🍪 Nintendo Expands, Epic Complains, Sega Panics, PlayStation Surges, AC Shadows Shrinks

Hello there, global creators, trend watching analysts. Today we look at a major Nintendo acquisition, Epic’s push to normalize generative AI, Sega struggling with day one sales, Japan stampeding toward a cheaper PS5, and Ubisoft restructuring Assassin’s Creed Shadows for its second year.


Nintendo Picks Up Bandai Namco Studios Singapore

Nintendo is acquiring Bandai Namco Studios Singapore and will rename it Nintendo Studios Singapore in 2026. The studio has helped develop major Nintendo titles like Splatoon and specializes in high end art production. Nintendo will purchase 80 percent of the shares in April 2026 and the rest after operations stabilize.

📢 “Nintendo has made the decision to acquire shares… to strengthen the development structure of the Nintendo Group.”

🦊 Kiki: Nintendo wants more internal muscle and this is the cleanest way to get it. Their teams are world class but tiny. A Singapore studio that already speaks Nintendo’s development language is a perfect fit for art pipelines that keep ballooning in scale. 🍪 Chip lifts his paw and mimics spraying Splatoon ink in the air.


Epic’s Tim Sweeney Pushes To Remove AI Labels On Steam

Tim Sweeney is arguing that Valve corporation Steam and other storefronts should stop requiring developers to disclose generative AI usage. His reasoning is that AI will be used in nearly all future game production, so labeling it is unnecessary for players.

Critics see it differently. Label removal benefits companies using AI heavily without wanting the scrutiny.

📢 “It makes no sense for game stores, where AI will be involved in nearly all future production.”

🦊 Kiki: The guy has a point. We mostly notice AI in art because that’s the visible part, but let’s not pretend studios aren’t using AI in code, pipelines and a dozen quiet places behind the cables. If anything, the better approach is the opposite. Show which games are built fully by hand, like an artisanal label. Players don’t hate AI. They hate bad AI. You know, the kind that gives us those Black Ops 7 calling cards… whoops.🍪 Chip squints and leans closer like he’s trying to decode a pixelated, cursed image.


Sega Says “Definitive Editions” Hurt Day One Sales

Only 17 percent of SEGA’s recent game sales came from new releases. Investors questioned why. Sega thinks players hold off on buying games at launch because they expect a definitive edition to appear soon after.

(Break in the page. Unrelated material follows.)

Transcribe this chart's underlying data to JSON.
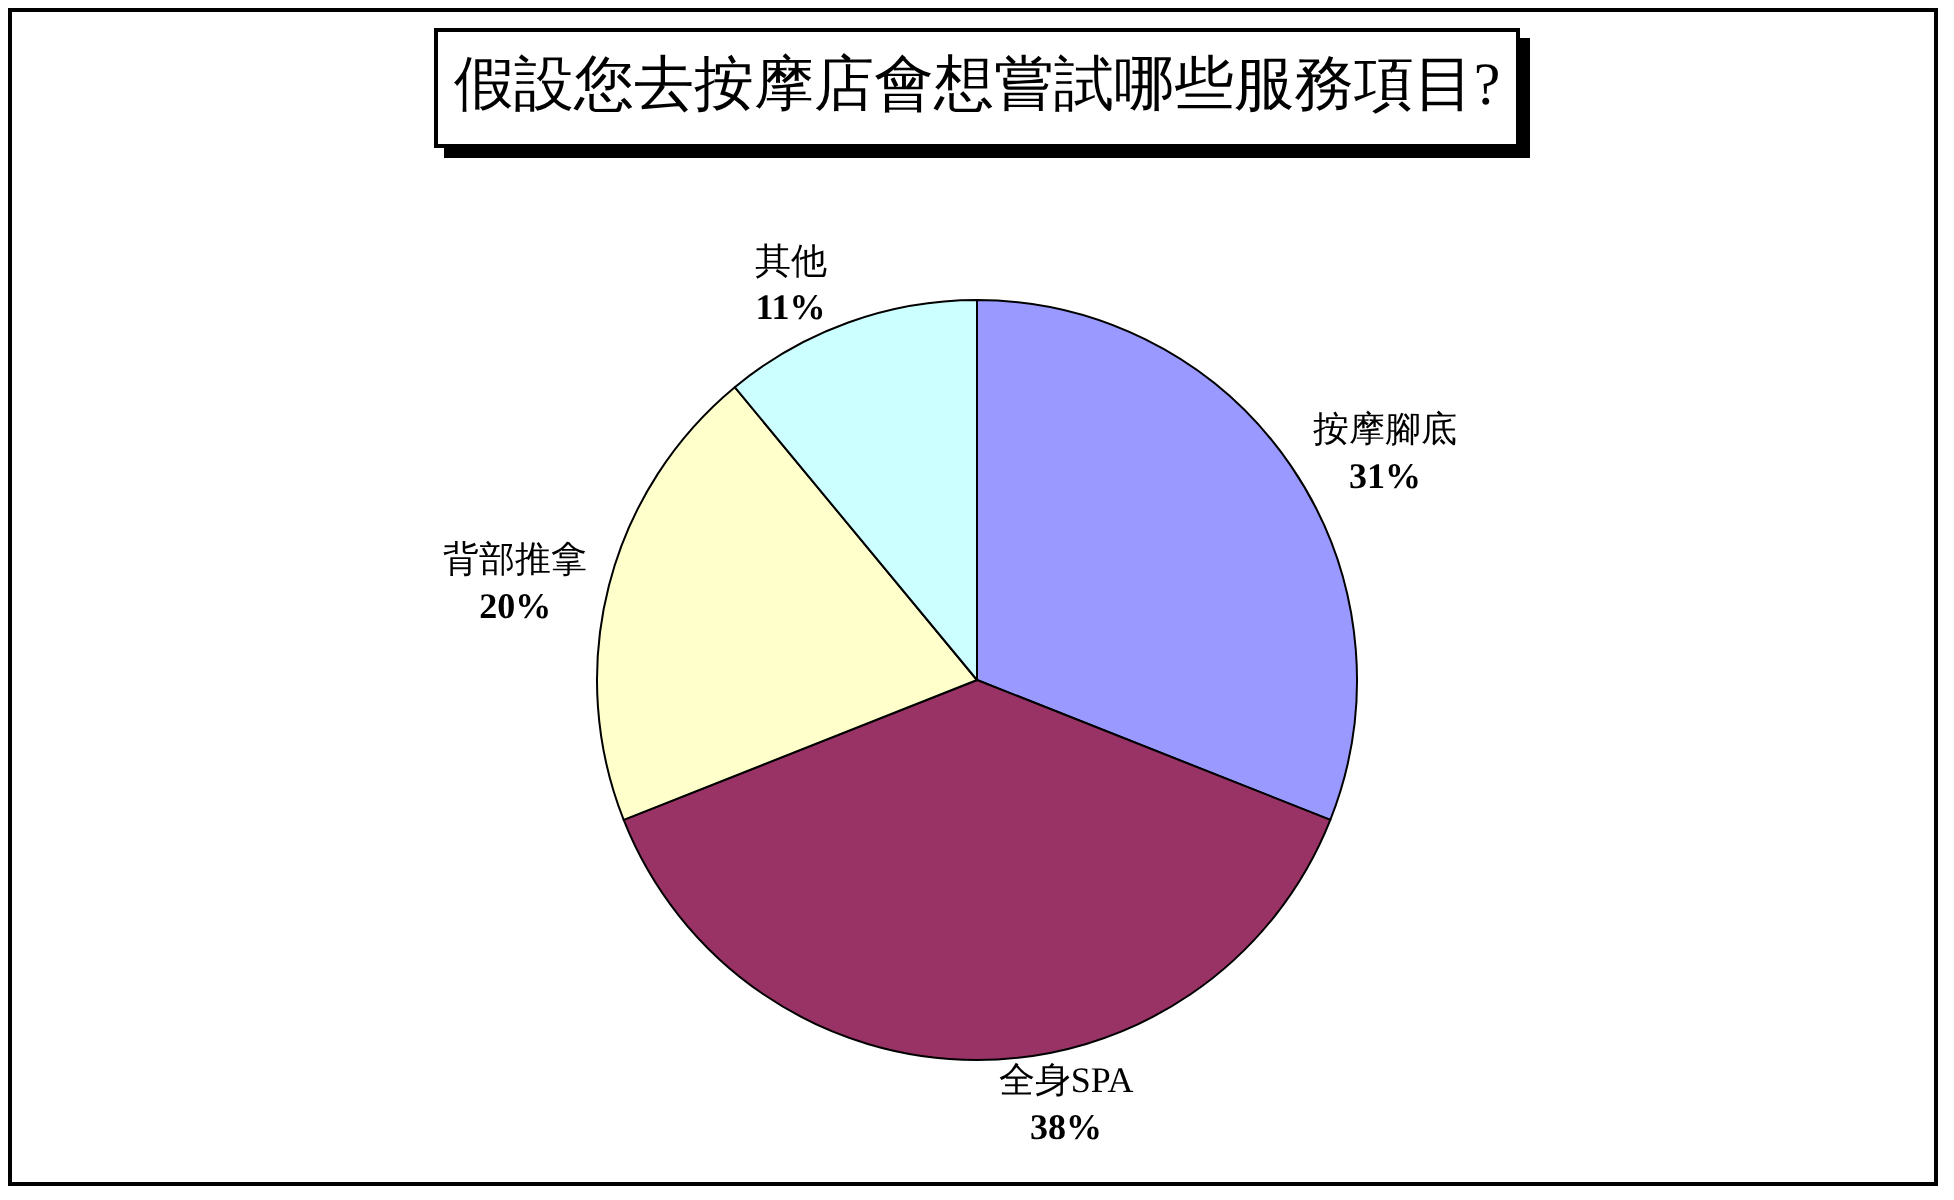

They also admit their marketing is not communicating the appeal of their games clearly.

📢 “Users are hesitant to make purchases just in case the definitive edition is released shortly afterwards.”

🦊 Kiki: People wait when they do not trust the value. That is not a player problem. It is a messaging problem. If day one content feels incomplete or if expansions feel inevitable, players protect their wallets. Sega needs consistency, not excuses. 🍪 Chip crosses his tiny arms like a disappointed chocolate general.


Japan’s New PS5 Model Sells Four Times More Units

Sony released a Japan only, cheaper, region locked PS5. It works only in Japanese and requires a Japanese PSN account. At 55,000 yen it is far cheaper than the standard model.

Japanese players immediately rushed in. Sales jumped from 5,855 units to 23,381.

📢 “We’ve finally arrived,” said players celebrating the cut price model.

🦊 Kiki: A region locked console in 2025 feels strange, but it shows something simple. Japan buys when the price respects Japan. Sony wants to win back home turf and this is a direct admission that they were losing ground to Nintendo’s momentum. 🍪 Chip pumps his tiny fist like he just won a prize claw machine.


Assassin’s Creed Shadows Drops Big Year 2 Expansion

Ubisoft Quebec City confirms there will be no major expansion like Claws of Awaji for Year 2. Instead the team will release fewer but chunkier updates, similar to the Attack on Titan crossover.

A co op mode called League could be coming next year. Rumors suggest Shadows may only receive two years of support as Ubisoft prepares for Assassin’s Creed Hexe.

📢 “There is no expansion on the size of Awaji planned.”

🦊 Kiki: Ubisoft is trying to reset expectations. Shadows sold well but engagement fell off quickly. Smaller updates can work, but only if the quality holds steady. After years of uneven DLC cycles, players want clarity, not reassurances. Their next AC will show whether they’ve actually learned anything or if they’re still chasing trends that don’t match what their audience wants.🍪 Chip bounces lightly as if comparing two very different chocolate chunks and trying to decide which one actually tastes right.


  • Stay ambitious, like Nintendo building new studios.

  • Keep questioning, like players challenging Epic’s AI silence.

  • And remember: trust shapes every launch. Win it and players show up. Lose it and even big brands struggle.